Will the Chicago Bears ever win the Super Bowl while Jay Cutler is at quarterback?

There are no questions about his ability, he's easily got the talent to be one of the best in the league. Sure, his mechanics are a little loose and he consistently throws off the back foot, but it works for him most of the time. The one thing which separates Cutler from the rest of the best quarterbacks is his mentality and attitude.

Tom Brady. Peyton Manning. Drew Brees. Even Ben Roethlisberger.

The one word which can combine all of these is "clutch." You can guarantee that with the game on the line, these four "elite" quarterback can give their team a chance to win the game when the pressure is high. They make plays. They orchestrate the offense to a position where either they or the kicker can win the game.

In other words, they matriculate the ball down the field, to quote Hank Stram.

But Cutler? Since he joined the Bears, I can't think of a single do-or-die, end of the game situation where he has delivered the goods. Even the times when he has delivered, he has needed a helping hand of the defense or special teams to put them in great field position.

It took a Tim Jennings interception against the Bills to set up a game-winning score in Canada.

It took an Adrian Peterson fumble to help the Bears win in overtime last year against the Vikings.

It took various penalties and a Brian Urlacher forced fumble to help tie and then win the game against the Packers earlier in their year.

My point?

Can you legitimately suggest that if the Bears were down by four at the two-minute warning on their own 20-yard line that Cutler would take them down the field and put it in for six? I can't. And that is coming from a Bears fan.

Call me pessimistic, but Cutler isn't a clutch player. When the pressure is high, he doesn't rise to the occasion.
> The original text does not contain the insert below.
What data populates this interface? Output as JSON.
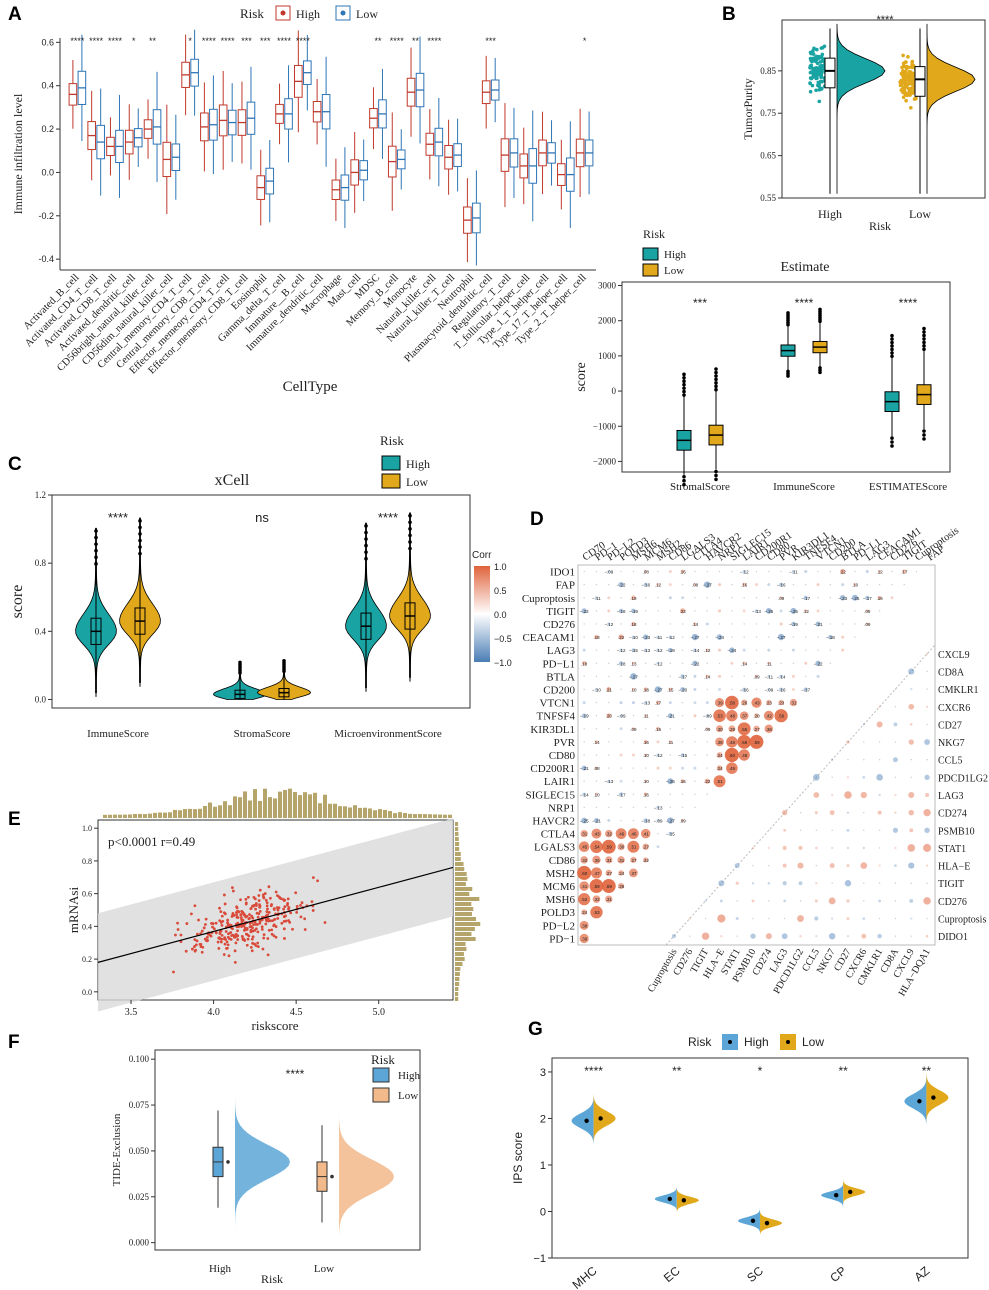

I hope he can prove me wrong, but as it stands, he will never be classed as an "elite" quarterback until he can prove that in those tricky situations, he can find a way to win. Though you might not have played your best game, you can find a way to get it done.
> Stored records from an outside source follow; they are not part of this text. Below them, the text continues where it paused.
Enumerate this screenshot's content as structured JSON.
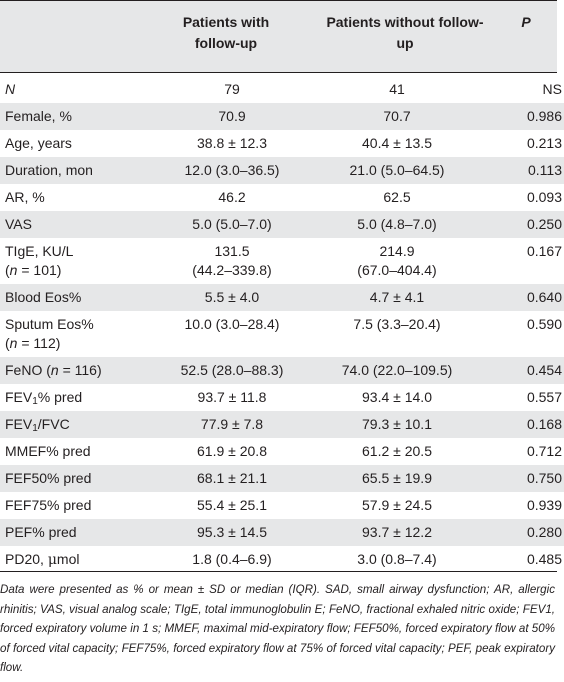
{
  "header": {
    "col_with": "Patients with follow-up",
    "col_without": "Patients without follow-up",
    "col_p": "P"
  },
  "rows": [
    {
      "label": "N",
      "with": "79",
      "without": "41",
      "p": "NS"
    },
    {
      "label": "Female, %",
      "with": "70.9",
      "without": "70.7",
      "p": "0.986"
    },
    {
      "label": "Age, years",
      "with": "38.8 ± 12.3",
      "without": "40.4 ± 13.5",
      "p": "0.213"
    },
    {
      "label": "Duration, mon",
      "with": "12.0 (3.0–36.5)",
      "without": "21.0 (5.0–64.5)",
      "p": "0.113"
    },
    {
      "label": "AR, %",
      "with": "46.2",
      "without": "62.5",
      "p": "0.093"
    },
    {
      "label": "VAS",
      "with": "5.0 (5.0–7.0)",
      "without": "5.0 (4.8–7.0)",
      "p": "0.250"
    },
    {
      "label_line1": "TIgE, KU/L",
      "label_line2_var": "n",
      "label_line2_rest": " = 101)",
      "with_line1": "131.5",
      "with_line2": "(44.2–339.8)",
      "without_line1": "214.9",
      "without_line2": "(67.0–404.4)",
      "p": "0.167"
    },
    {
      "label": "Blood Eos%",
      "with": "5.5 ± 4.0",
      "without": "4.7 ± 4.1",
      "p": "0.640"
    },
    {
      "label_line1": "Sputum Eos%",
      "label_line2_var": "n",
      "label_line2_rest": " = 112)",
      "with": "10.0 (3.0–28.4)",
      "without": "7.5 (3.3–20.4)",
      "p": "0.590"
    },
    {
      "label_pre": "FeNO (",
      "label_var": "n",
      "label_post": " = 116)",
      "with": "52.5 (28.0–88.3)",
      "without": "74.0 (22.0–109.5)",
      "p": "0.454"
    },
    {
      "label_pre": "FEV",
      "label_sub": "1",
      "label_post": "% pred",
      "with": "93.7 ± 11.8",
      "without": "93.4 ± 14.0",
      "p": "0.557"
    },
    {
      "label_pre": "FEV",
      "label_sub": "1",
      "label_post": "/FVC",
      "with": "77.9 ± 7.8",
      "without": "79.3 ± 10.1",
      "p": "0.168"
    },
    {
      "label": "MMEF% pred",
      "with": "61.9 ± 20.8",
      "without": "61.2 ± 20.5",
      "p": "0.712"
    },
    {
      "label": "FEF50% pred",
      "with": "68.1 ± 21.1",
      "without": "65.5 ± 19.9",
      "p": "0.750"
    },
    {
      "label": "FEF75% pred",
      "with": "55.4 ± 25.1",
      "without": "57.9 ± 24.5",
      "p": "0.939"
    },
    {
      "label": "PEF% pred",
      "with": "95.3 ± 14.5",
      "without": "93.7 ± 12.2",
      "p": "0.280"
    },
    {
      "label_pre": "PD20, ",
      "label_mu": "μ",
      "label_post": "mol",
      "with": "1.8 (0.4–6.9)",
      "without": "3.0 (0.8–7.4)",
      "p": "0.485"
    }
  ],
  "footnote": "Data were presented as % or mean ± SD or median (IQR). SAD, small airway dysfunction; AR, allergic rhinitis; VAS, visual analog scale; TIgE, total immunoglobulin E; FeNO, fractional exhaled nitric oxide; FEV1, forced expiratory volume in 1 s; MMEF, maximal mid-expiratory flow; FEF50%, forced expiratory flow at 50% of forced vital capacity; FEF75%, forced expiratory flow at 75% of forced vital capacity; PEF, peak expiratory flow."
}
To relate back to Cutler's sideline behaviour, I can clearly remember times when Brady and Manning called the players together on the sideline and given a speech to them. This is the sort of thing leaders do. They give each other that kick up the behind to make sure everyone is doing their job.

So when you are injured and on the sideline and the team doesn't know where to turn, you step up, be a man and install confidence in the rest your team.

If you can't do that, you don't deserve to be a leader.

And if you not a leader at quarterback, your not going to win the Super Bowl. No matter how good your team is.